Here's a picture of where we are currently on our tank right now. It originally was planned to be a SW Tank, but we decided a "Artistically designed" Planted Discus Tank would be the best display setup for us... as for the artistic part, i'll try my best.

770 gallon display tank and 280 gallon sump. 
(120"l x 36"w x 48"h)









Here is a pix of the maintenace-room side.


















Thanks


----------



## Raul-7 (Feb 4, 2004)

Twize that looks fabulous! I think everyone would love nothing more than to have a built-in aquarium with a backroom for easy maintenance. That seating area infront of it is ingenious, any room for a recliner? 

Good luck with that and please start a journal in the Aquascaping thread to show us your progress. What are you planning? 

About my dream tank, I always wanted a built-in the wall aquarium, maybe even two. My first would be about 1000G with two dozen Red Bellied Piranha and a large shoal of Exodons. The setup would be like a fast flowing river, with areas of pebbles but mostly soft toned sand and of course mangrove-like bogwood. 
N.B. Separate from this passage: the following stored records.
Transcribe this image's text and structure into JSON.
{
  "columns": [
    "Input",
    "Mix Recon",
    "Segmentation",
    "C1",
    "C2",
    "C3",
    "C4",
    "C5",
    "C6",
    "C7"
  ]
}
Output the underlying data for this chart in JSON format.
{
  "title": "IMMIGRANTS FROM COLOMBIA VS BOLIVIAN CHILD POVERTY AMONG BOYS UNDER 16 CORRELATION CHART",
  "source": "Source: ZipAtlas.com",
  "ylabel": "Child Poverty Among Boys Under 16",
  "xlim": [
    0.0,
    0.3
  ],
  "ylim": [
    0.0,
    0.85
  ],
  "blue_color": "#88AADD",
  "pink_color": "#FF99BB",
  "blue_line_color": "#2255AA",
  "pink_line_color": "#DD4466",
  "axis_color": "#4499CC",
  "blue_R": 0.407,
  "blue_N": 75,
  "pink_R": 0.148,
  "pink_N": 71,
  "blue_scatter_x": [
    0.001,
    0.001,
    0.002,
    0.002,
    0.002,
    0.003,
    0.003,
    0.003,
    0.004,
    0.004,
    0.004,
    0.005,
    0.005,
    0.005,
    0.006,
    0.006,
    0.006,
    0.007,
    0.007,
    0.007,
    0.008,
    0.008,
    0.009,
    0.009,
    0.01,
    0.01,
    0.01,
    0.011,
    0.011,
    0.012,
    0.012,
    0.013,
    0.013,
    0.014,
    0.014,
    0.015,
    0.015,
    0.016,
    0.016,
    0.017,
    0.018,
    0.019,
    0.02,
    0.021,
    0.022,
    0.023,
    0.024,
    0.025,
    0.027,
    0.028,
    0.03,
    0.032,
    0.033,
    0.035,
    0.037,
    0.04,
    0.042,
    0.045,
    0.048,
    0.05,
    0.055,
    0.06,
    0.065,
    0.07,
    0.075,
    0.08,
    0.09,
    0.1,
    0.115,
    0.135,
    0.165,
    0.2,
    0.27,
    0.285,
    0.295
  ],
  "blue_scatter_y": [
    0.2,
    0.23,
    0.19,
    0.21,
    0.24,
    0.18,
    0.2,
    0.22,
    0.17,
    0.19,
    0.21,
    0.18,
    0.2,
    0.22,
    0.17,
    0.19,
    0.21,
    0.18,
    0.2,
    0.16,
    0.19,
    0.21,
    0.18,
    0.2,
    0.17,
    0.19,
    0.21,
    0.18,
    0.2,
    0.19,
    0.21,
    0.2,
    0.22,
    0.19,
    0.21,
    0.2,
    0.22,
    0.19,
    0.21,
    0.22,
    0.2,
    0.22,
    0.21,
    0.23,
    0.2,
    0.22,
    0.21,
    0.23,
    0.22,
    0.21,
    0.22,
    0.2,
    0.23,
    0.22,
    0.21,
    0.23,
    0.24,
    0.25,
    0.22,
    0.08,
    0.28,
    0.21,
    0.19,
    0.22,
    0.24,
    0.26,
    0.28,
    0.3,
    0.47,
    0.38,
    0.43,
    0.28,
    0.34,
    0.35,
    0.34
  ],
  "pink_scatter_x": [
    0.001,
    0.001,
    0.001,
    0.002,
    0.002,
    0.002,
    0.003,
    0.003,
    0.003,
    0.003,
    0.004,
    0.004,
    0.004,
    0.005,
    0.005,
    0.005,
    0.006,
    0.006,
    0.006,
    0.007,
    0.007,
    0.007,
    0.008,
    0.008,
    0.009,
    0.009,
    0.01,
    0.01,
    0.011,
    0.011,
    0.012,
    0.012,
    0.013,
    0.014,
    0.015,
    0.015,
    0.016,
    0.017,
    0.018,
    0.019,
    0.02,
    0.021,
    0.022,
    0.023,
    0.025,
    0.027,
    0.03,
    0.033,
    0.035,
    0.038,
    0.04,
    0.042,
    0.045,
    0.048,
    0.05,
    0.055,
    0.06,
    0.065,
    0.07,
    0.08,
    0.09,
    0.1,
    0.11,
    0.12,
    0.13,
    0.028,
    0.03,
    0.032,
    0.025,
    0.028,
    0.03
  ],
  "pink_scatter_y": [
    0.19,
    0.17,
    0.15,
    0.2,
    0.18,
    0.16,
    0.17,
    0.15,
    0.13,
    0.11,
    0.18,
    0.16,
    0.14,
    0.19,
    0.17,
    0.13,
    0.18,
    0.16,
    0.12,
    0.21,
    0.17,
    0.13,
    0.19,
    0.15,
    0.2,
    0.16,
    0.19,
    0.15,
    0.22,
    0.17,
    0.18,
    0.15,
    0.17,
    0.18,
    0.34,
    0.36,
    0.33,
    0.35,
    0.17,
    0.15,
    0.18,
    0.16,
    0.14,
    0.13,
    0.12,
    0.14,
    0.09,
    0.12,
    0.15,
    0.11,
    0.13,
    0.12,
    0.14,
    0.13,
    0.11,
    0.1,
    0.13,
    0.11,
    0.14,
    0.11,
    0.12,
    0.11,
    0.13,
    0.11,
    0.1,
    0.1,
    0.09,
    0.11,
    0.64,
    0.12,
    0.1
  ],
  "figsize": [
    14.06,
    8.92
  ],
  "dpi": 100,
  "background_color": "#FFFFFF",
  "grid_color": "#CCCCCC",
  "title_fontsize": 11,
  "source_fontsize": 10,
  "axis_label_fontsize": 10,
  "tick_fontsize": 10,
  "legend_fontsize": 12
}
The second (another 1000G) would most defenitley be a planted tank, very similar to Andy's idea. A low-tech setup with lots of driftwood, an open sandy foreground and would consist mostly of ephiphytes (similar to Amano's large tank). The stocklist would probably consist of about Altums, Discus, two large schools of different Characins and lastly a shoal of Cory sp. To top if off, I'll add a dozen adult L46! 

Of course this will have to wait untill I find a rich and willing wife.


----------



## gacp (Sep 11, 2006)

200x70x70cm, Amazonian blackwater, root tangle with floating carpet/lawn ecotone, 6 Symphysodon aequifasciata, 6 Pterophyllum leopoldoi, 100 Paracheirodon axelrodi, 20 hatchetfish, Apistogramma sp., glass shrimps, 
Echinodorus tenellus, Echinodorus quadricostatus, Eleocharis spp. (a big one), Eichhornia crassipes, Pistia stratiotes.


----------



## Angie (Dec 4, 2005)

My dream tank is simple. Low tech tank nano that doesn't look like a jungle would make me happy. Is there any such thing? lol


----------



## violentray (Jul 20, 2005)

my dream tank would either be an 96x24x24 plywood tank with rockwork and a plethora of mumbna african chiclids or

an 96lx24wx36h plywood tank in the dutch style full of stems and vals and full of mixed Angel fish.


----------



## tjc (Jan 17, 2006)

My brother-in-law and I were talking today. His cousin wants to build him a plywood aquarium right up to the wall of the house and pipe-in running water from a freezing cold artisian well that runs through the front yard. We thought he could keep native North American fish with a constant supply of cold freshwater. Imagine a tank of breeding deep water sculpins.


----------



## BryceM (Nov 6, 2005)

Dream tank? Any tank with brightly-colored plants, healthy fish, crystal-clear water, and NO ALGAE!!!!! hehe


----------